A colleague cornered me the other day to declaim, “My team needs to do more Social Media.” This puzzled me as we’re pretty well known for being good at this stuff.
“Define exactly what you mean by ‘doing Social Media,’” I replied.
“Define Social Media?” they asked incredulously.
“Yes,” I said. “When you say we need to do more Social Media, exactly what services are you suggesting? Community Management (i.e., manning Twitter and Facebook)? Content creation? Creating social apps? Doing even more sophisticated monitoring and analytics? All of the above? None of the above – something different?”
We went back and forth on it for a bit. My colleague acknowledged that we “do a lot of social strategy and creative social brainstorming for clients” but their team wanted to be even more hands-on.

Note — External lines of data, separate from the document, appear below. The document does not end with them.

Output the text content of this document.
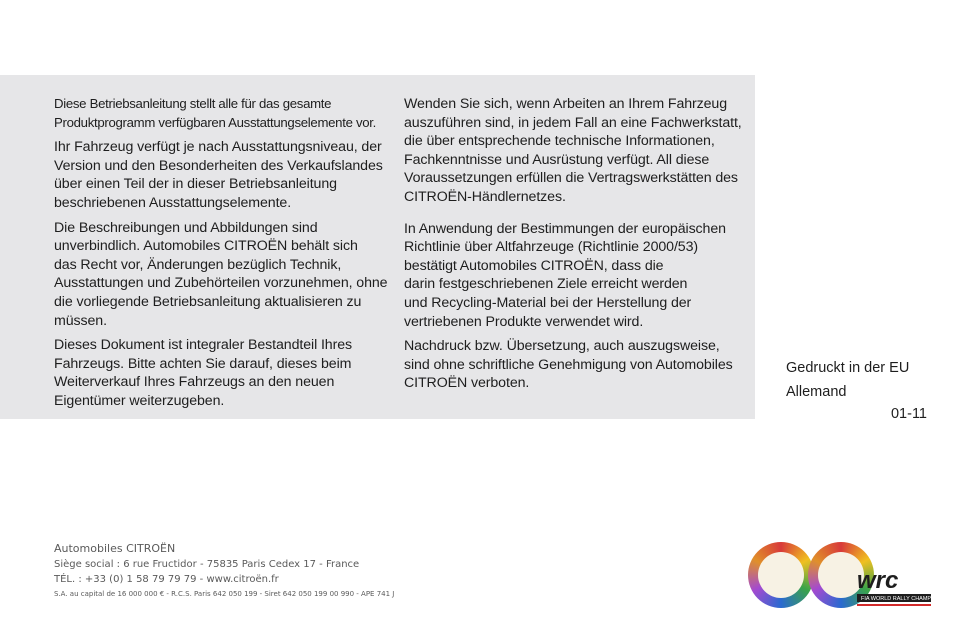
Diese Betriebsanleitung stellt alle für das gesamte
Produktprogramm verfügbaren Ausstattungselemente vor.

Ihr Fahrzeug verfügt je nach Ausstattungsniveau, der
Version und den Besonderheiten des Verkaufslandes
über einen Teil der in dieser Betriebsanleitung
beschriebenen Ausstattungselemente.

Die Beschreibungen und Abbildungen sind
unverbindlich. Automobiles CITROËN behält sich
das Recht vor, Änderungen bezüglich Technik,
Ausstattungen und Zubehörteilen vorzunehmen, ohne
die vorliegende Betriebsanleitung aktualisieren zu
müssen.

Dieses Dokument ist integraler Bestandteil Ihres
Fahrzeugs. Bitte achten Sie darauf, dieses beim
Weiterverkauf Ihres Fahrzeugs an den neuen
Eigentümer weiterzugeben.

Wenden Sie sich, wenn Arbeiten an Ihrem Fahrzeug
auszuführen sind, in jedem Fall an eine Fachwerkstatt,
die über entsprechende technische Informationen,
Fachkenntnisse und Ausrüstung verfügt. All diese
Voraussetzungen erfüllen die Vertragswerkstätten des
CITROËN-Händlernetzes.

In Anwendung der Bestimmungen der europäischen
Richtlinie über Altfahrzeuge (Richtlinie 2000/53)
bestätigt Automobiles CITROËN, dass die
darin festgeschriebenen Ziele erreicht werden
und Recycling-Material bei der Herstellung der
vertriebenen Produkte verwendet wird.

Nachdruck bzw. Übersetzung, auch auszugsweise,
sind ohne schriftliche Genehmigung von Automobiles
CITROËN verboten.

Gedruckt in der EU
Allemand
01-11
Automobiles CITROËN
Siège social : 6 rue Fructidor - 75835 Paris Cedex 17 - France
TÉL. : +33 (0) 1 58 79 79 79 - www.citroën.fr
S.A. au capital de 16 000 000 € - R.C.S. Paris 642 050 199 - Siret 642 050 199 00 990 - APE 741 J	wrc
FIA WORLD RALLY CHAMPIONSHIP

“In other words,” I concluded, “your team wants to hit ‘tweet’ or ‘publish’ more often? — You’re essentially suggesting that they want to be more tactical, when everyone else in the world seems to wish they could ‘be more strategic.’”
While I firmly believe that agencies can play a compelling role in Community Management (which is what I deduced the team was looking to do more of), i.e., research, monitoring, content calendaring and creation, analysis, crisis comms, and so on, I also firmly believe that the workaday Community Management stuff is best handled by in-house corporate pros. That’s not to say we won’t do it — we have, we do, and we will, when called on — but it’s not an industry best practice, imho.
I raised this issue on Twitter today, and I think Steve Farnsworth said it best:
@tdefren “We take money from clients to implement a tools based “strategy” (i.e., tweet for them) because they have more money than sense.”
— Steve Farnsworth (@Steveology) May 22, 2012
Just because it’s snarky, doesn’t mean it isn’t true.
What do you mean, exactly, when you tell people you “handle” Social Media?